Monday, April 5, 2010

Starhops (1978)

Directed by Barbara Peters
Starring Jillian Kesner, Sterling Frazier, Dorothy Burhman
Rated R

"Don't you have any regular pies?"

Director Barbara Peters and screenwriter Stephanie Rothman - the creative team behind Starhops - were both responsible for an astonishing amount of girl-centric drive-in trash throughout the 1970's.  Between the two of them, their resume reads like a grindhouse marathon: It's a Bikini World (1967),  The Student Nurses (1970), Velvet Vampire (1971), Bury Me an Angel (1972), Terminal Island (1973),  Working Girls (1974 - AKA the movie-where-you-can-see-Elvira-naked), Summer School Teachers (1974), Humanoids from the Deep (1980).  Both were adept at making films fast and dirty, packing them with as many cheap thrills as their paltry budgets would allow. And so it was with Starhops.

A minor career blip for both women, Starhops borrowed liberally the then-popular nurse and cheerleader films, wrapping the age-old underdogs VS. creaky old corporate asshole plotline around a girl-powered cast of Karate-chopping, bikini-clad world-beaters, and then liberally shoe-horning then-relevant pop culture references on top.

Roger Corman's main-man Dick Miller is Jerry. He runs a drive-in burger joint called, sensibly enough, Jerry's. Problem is, business has nose-dived thanks to the rise of fast-food chains, and Jerry owes the bank so much dough that he's going to have to close down.

Naturally, he has to fire his waitresses, Angel (gorgeous Jillian Kesner, The Student Body) and Cupcake (spunky one-time actress Sterling Frazier). The enterprising carhops have a different idea, though - they want to buy the place.

The girls manages to charm the loan officer into giving them enough dough to buy the joint, and they commence to fixin' the place up. They even hire a nutty French chick, Danielle (Dorothy Burhman) as a chef.

Here's the problem, though. A sleazy oil baron, Carter Axe (Al Hopson, RIP) wants to build a gas station on Jerrys property. He saunters by to threaten the girls with some vague legal action, but they scoff at him. Then they head out to the disco.

The next morning, they start their new business. They call it Starhops, dress in space girl bikinis, and deliver the food on rollerskates, which is difficult, since none of them actually know how to skate.

Carter convinces his idiot son Norman (Paul Ryan) to get a job at Starhops so that he can spy on the girls and dig up dirt on them. Unfortunately for him, the girls are squeaky clean, although he does eavesdrop on a very suspicious, Three's Company-esque conversation. The old "Can you help me with my plumbing problem?" routine. Classic stuff.

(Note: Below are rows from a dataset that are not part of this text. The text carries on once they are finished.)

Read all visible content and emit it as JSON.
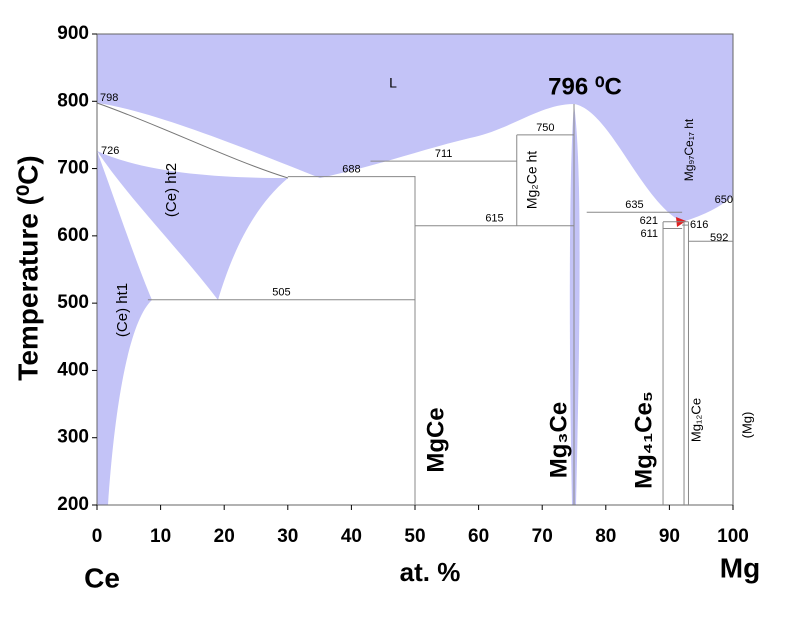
{
  "chart_data": {
    "type": "phase-diagram",
    "xlabel": "at. %",
    "ylabel": "Temperature (⁰C)",
    "left_element": "Ce",
    "right_element": "Mg",
    "peak": {
      "value": 796,
      "label": "796 ⁰C"
    },
    "xlim": [
      0,
      100
    ],
    "ylim": [
      200,
      900
    ],
    "xticks": [
      0,
      10,
      20,
      30,
      40,
      50,
      60,
      70,
      80,
      90,
      100
    ],
    "yticks": [
      200,
      300,
      400,
      500,
      600,
      700,
      800,
      900
    ],
    "fill_color": "#c3c3f7",
    "invariants": [
      {
        "temperature": 798,
        "x": [
          0,
          0
        ]
      },
      {
        "temperature": 726,
        "x": [
          0,
          0
        ]
      },
      {
        "temperature": 750,
        "x": [
          66,
          75
        ]
      },
      {
        "temperature": 711,
        "x": [
          43,
          66
        ]
      },
      {
        "temperature": 688,
        "x": [
          30,
          50
        ]
      },
      {
        "temperature": 615,
        "x": [
          50,
          75
        ]
      },
      {
        "temperature": 505,
        "x": [
          8,
          50
        ]
      },
      {
        "temperature": 635,
        "x": [
          77,
          92
        ]
      },
      {
        "temperature": 621,
        "x": [
          89,
          93
        ]
      },
      {
        "temperature": 611,
        "x": [
          89,
          92
        ]
      },
      {
        "temperature": 616,
        "x": [
          92,
          93
        ]
      },
      {
        "temperature": 592,
        "x": [
          93,
          100
        ]
      },
      {
        "temperature": 650,
        "x": [
          100,
          100
        ]
      }
    ],
    "compounds": [
      {
        "name": "MgCe",
        "x": 50
      },
      {
        "name": "Mg₃Ce",
        "x": 75
      },
      {
        "name": "Mg₄₁Ce₅",
        "x": 89
      },
      {
        "name": "Mg₁₂Ce",
        "x": 92.3
      }
    ],
    "phases": [
      "L",
      "(Ce) ht1",
      "(Ce) ht2",
      "Mg₂Ce ht",
      "Mg₉₇Ce₁₇ ht",
      "(Mg)"
    ]
  }
}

Norman informs dad that the girls are running a legit operation. Determined to get that restaurant, Carter calls in an anonymous report about deplorable working conditions at Starhops, so the public health inspector shows up to investigate. Naturally, Norman attempts to sabotage the girls by sticking a live frog in the salad and tossing a dead rat in the soup. The health inspector gives them thirty days to clean up their act. The girls finally figure out that Norm's behind their troubles. To get him on their side, Cupcake seduces him, and he becomes part of their team. Undaunted, Carter calls in the big guns: Mad Dog.

Mad Dog figures the best way to fix the problem is by blowing the joint up. So that's what he does, with everybody in it. Blood, brains and burgers everywhere. The end.

 No. Not really. It was 1978. 1978 was all about happy endings.

For a film that's got gratuitous everything else - gratuitous Star Wars reference, gratuitous roller boogie, gratuitous Dick Miller - it's a surprisingly chaste affair. In fact, upon completion, the producers reportedly had to toss in some stunt-ass just to bump the film's rating up to an R, correctly assume that their intended audience - horny teens and drunkards - would scoff at a nudity-free 70's jiggle-com. So don't explain a sleaze-fest. Do, however, expect everything else - comic book-y bad guys, comic book-y bikers, bad French accents, a fixin' stuff up montage, groan-worthy sex gags, a heart-warming, friends-first message, a pseudo-feminist slant, and, naturally, a little kung-fu. While hardly a lost classic, Starhops nonetheless floats effortlessly on its fizzy 70's pop-culture bubble. If you like rollerskates, hotpants, and cheeseburgers - and who doesn't? - you may want to dig through the bottom of the VHS pile to find this one.